Archelaphe
- Conservation status: Least Concern (IUCN 3.1)

Scientific classification
- Kingdom: Animalia
- Phylum: Chordata
- Class: Reptilia
- Order: Squamata
- Suborder: Serpentes
- Family: Colubridae
- Subfamily: Colubrinae
- Genus: Archelaphe Schulz, Wolfgang Böhme (zoologist) & Tillack, 2011
- Species: A. bella
- Binomial name: Archelaphe bella (Stanley, 1917)
- Synonyms: Coluber leonardi Wall, 1921 ; Coronella bella Stanley, 1917 ; Elaphe leonardi (Wall, 1921) ; Elaphe leonardi subsp. chapaensis Bourret, 1934 ; Elaphe leonardi subsp. leonardi Wall, 1921 ; Maculophis bella (Stanley, 1917) ; Maculophis bella subsp. chapaensis (Bourret, 1934);

= Archelaphe =

- Genus: Archelaphe
- Species: bella
- Authority: (Stanley, 1917)
- Conservation status: LC
- Parent authority: Schulz, Wolfgang Böhme (zoologist) & Tillack, 2011

Genus of snakes

Archelaphe is a genus of snake in the family Colubridae.

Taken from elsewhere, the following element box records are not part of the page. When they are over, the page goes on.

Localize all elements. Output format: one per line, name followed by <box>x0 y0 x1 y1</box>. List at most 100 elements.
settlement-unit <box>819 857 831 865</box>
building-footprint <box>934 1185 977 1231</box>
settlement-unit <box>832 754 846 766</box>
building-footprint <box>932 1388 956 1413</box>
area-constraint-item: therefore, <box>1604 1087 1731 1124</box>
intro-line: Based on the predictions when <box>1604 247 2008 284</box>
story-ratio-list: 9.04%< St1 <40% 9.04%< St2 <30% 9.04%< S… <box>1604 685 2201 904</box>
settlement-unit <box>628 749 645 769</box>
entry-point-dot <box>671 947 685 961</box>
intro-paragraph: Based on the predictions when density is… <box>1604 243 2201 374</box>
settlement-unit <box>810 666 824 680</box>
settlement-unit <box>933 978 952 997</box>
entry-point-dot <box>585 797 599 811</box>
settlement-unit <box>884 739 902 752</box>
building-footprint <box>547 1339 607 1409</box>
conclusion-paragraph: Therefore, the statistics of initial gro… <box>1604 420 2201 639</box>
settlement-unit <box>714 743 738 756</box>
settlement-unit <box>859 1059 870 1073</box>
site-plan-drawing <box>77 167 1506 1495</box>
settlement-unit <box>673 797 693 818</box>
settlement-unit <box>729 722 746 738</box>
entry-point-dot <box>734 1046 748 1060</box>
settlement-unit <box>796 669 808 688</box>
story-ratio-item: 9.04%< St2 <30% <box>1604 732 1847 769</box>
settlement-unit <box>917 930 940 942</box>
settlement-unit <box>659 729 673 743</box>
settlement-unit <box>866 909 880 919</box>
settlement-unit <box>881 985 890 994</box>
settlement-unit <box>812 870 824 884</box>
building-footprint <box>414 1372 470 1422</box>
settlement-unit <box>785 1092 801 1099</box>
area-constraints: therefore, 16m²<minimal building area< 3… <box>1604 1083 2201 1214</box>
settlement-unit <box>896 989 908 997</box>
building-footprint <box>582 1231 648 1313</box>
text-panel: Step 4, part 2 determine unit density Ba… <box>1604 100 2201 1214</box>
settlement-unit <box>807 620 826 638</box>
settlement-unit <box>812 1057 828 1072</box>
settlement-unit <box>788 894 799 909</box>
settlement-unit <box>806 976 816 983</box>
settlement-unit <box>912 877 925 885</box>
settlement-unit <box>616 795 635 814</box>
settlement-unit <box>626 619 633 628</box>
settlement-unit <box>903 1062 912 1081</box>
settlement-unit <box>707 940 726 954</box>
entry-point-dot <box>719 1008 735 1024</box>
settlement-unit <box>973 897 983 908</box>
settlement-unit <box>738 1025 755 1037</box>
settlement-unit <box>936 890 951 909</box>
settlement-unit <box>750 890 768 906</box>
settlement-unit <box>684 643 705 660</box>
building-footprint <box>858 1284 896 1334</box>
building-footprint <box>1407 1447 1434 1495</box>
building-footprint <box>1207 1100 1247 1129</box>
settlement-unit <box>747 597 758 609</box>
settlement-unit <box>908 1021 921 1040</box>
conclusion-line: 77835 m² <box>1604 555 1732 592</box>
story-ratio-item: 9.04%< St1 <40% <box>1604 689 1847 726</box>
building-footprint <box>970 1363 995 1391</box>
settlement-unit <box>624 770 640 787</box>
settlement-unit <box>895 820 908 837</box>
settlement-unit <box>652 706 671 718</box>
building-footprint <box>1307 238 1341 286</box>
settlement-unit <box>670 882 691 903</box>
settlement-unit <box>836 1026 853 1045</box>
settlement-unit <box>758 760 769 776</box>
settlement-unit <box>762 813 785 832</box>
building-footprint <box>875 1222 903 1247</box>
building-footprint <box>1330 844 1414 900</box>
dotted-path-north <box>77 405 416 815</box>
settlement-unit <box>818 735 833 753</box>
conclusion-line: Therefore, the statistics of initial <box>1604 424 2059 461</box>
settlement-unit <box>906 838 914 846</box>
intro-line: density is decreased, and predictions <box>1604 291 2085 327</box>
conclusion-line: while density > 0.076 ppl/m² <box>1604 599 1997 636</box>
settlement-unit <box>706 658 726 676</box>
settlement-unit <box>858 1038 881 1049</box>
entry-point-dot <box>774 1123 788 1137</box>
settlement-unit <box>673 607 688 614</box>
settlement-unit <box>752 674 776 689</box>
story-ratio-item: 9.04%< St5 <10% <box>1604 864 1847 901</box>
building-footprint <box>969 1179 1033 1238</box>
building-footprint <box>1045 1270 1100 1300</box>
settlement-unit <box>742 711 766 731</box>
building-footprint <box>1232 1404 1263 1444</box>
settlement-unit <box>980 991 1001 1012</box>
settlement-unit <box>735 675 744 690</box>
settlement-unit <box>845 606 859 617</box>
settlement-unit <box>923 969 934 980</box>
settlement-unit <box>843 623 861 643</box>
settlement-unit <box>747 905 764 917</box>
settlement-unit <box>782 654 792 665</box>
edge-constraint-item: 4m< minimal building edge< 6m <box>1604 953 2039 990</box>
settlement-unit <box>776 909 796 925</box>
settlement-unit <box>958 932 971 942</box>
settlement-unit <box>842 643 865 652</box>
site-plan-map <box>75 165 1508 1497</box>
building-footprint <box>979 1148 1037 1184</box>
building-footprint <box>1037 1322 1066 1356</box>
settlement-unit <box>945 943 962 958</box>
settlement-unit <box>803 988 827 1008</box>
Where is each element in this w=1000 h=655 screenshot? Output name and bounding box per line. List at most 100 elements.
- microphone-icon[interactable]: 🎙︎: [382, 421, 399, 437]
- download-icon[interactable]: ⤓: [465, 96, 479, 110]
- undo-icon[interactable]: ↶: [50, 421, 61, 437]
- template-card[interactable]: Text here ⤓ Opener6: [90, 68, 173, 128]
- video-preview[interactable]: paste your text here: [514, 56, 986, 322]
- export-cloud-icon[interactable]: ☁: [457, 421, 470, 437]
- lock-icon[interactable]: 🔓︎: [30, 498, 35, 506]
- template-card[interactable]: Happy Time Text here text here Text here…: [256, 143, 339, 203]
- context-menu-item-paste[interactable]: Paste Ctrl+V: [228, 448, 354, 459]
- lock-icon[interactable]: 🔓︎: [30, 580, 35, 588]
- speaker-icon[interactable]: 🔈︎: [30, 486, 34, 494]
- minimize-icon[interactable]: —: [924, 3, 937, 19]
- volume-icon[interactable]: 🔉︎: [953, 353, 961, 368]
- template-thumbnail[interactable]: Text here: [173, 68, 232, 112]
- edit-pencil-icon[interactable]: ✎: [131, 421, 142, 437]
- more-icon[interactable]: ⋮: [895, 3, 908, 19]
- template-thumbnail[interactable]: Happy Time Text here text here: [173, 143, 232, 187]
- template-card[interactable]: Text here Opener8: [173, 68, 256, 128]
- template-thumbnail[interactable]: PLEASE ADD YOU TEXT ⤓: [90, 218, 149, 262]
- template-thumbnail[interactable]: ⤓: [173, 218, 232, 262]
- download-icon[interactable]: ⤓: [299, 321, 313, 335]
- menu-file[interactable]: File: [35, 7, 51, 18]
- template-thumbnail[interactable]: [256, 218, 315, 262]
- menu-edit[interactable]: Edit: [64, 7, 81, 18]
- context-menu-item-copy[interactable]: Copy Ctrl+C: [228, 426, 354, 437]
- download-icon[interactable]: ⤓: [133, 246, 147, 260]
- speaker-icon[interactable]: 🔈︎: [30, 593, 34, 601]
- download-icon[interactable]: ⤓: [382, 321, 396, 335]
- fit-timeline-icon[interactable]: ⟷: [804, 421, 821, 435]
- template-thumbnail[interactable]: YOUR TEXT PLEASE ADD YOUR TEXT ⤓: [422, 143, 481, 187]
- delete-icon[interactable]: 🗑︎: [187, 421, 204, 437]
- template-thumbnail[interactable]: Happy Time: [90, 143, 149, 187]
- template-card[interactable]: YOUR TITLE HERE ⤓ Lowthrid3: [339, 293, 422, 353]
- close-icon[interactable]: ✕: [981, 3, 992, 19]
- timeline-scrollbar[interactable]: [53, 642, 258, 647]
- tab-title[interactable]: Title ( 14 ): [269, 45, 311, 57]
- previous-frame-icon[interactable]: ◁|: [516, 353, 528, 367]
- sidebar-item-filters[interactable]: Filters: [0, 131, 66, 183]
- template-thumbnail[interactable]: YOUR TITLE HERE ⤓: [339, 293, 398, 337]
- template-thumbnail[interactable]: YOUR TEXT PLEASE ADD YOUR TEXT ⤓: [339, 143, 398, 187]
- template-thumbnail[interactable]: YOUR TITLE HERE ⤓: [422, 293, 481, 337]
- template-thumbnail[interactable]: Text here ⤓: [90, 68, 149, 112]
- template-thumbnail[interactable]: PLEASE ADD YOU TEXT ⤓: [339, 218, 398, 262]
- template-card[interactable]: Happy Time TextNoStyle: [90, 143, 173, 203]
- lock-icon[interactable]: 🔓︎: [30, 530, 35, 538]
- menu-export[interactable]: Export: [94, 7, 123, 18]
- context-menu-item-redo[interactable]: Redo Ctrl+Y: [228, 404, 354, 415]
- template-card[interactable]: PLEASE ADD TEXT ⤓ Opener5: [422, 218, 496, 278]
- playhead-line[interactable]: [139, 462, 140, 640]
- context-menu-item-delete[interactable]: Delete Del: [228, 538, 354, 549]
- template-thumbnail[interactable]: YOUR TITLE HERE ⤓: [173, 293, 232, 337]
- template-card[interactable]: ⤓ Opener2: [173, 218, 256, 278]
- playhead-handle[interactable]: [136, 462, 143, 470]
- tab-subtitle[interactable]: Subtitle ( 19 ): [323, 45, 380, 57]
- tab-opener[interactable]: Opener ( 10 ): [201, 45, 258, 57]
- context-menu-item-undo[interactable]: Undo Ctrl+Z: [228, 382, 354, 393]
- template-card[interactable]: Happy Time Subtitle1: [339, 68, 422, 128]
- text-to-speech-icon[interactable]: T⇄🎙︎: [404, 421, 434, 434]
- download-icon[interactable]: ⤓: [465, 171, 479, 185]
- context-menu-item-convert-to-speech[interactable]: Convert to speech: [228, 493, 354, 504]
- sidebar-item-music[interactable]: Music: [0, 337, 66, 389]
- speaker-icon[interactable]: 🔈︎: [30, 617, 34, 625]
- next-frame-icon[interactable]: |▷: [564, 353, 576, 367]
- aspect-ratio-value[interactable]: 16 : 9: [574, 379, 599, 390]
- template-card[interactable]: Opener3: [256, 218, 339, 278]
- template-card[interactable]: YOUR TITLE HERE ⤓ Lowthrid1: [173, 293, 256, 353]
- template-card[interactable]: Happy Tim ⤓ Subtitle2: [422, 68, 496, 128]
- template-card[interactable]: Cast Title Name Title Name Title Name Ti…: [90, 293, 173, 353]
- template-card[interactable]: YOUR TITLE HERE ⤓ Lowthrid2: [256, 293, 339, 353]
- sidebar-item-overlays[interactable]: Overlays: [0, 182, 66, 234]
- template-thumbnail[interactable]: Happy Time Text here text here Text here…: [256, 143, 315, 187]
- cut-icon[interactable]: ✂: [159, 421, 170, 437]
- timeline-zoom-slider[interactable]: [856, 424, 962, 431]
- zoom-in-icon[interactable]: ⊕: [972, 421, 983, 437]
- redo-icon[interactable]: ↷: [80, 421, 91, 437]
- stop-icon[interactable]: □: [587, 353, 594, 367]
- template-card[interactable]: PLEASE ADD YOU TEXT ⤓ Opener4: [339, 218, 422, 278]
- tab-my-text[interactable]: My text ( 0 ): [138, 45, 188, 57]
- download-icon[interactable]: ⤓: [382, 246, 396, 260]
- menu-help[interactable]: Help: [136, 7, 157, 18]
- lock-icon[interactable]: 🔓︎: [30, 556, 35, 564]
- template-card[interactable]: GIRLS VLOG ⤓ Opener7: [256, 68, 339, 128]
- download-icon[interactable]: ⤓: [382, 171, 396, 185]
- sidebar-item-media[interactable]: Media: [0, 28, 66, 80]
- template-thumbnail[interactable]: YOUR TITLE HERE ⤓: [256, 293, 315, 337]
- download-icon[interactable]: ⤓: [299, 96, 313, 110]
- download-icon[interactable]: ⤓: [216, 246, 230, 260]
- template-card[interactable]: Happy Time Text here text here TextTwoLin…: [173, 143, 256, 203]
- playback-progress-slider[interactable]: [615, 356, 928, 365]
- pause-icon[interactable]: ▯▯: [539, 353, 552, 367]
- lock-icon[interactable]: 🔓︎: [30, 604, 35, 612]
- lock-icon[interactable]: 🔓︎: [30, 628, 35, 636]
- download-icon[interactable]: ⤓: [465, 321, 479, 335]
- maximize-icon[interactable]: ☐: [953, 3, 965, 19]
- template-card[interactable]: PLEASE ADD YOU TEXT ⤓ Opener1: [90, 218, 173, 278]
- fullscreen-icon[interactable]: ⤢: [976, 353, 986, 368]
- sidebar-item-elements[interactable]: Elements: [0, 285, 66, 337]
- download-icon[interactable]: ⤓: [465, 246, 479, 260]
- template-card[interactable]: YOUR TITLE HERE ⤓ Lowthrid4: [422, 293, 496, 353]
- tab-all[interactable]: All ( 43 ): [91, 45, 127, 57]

The genus contains the sole species Archelaphe bella, commonly known as the Bella rat snake, which is endemic to Asia.

==Geographic range==
A. bella is found in China, India, Myanmar, and Vietnam.

==Description==
The dorsal pattern of A. bella resembles that of the North American corn snake (Pantherophis guttatus). The longest specimen of A. bella measured by M.A. Smith (1943) was a male with a total length of 81 cm which included a tail 12.5 cm long.

==Reproduction==
A. bella is oviparous.

==Subspecies==
Two subspecies are recognized as being valid, including the nominotypical subspecies.
- Archelaphe bella bella (Stanley, 1917)
- Archelaphe bella chapaensis (Bourret, 1934)

Nota bene: A trinomial authority in parentheses indicates that the subspecies was originally described in a genus other than Archelaphe.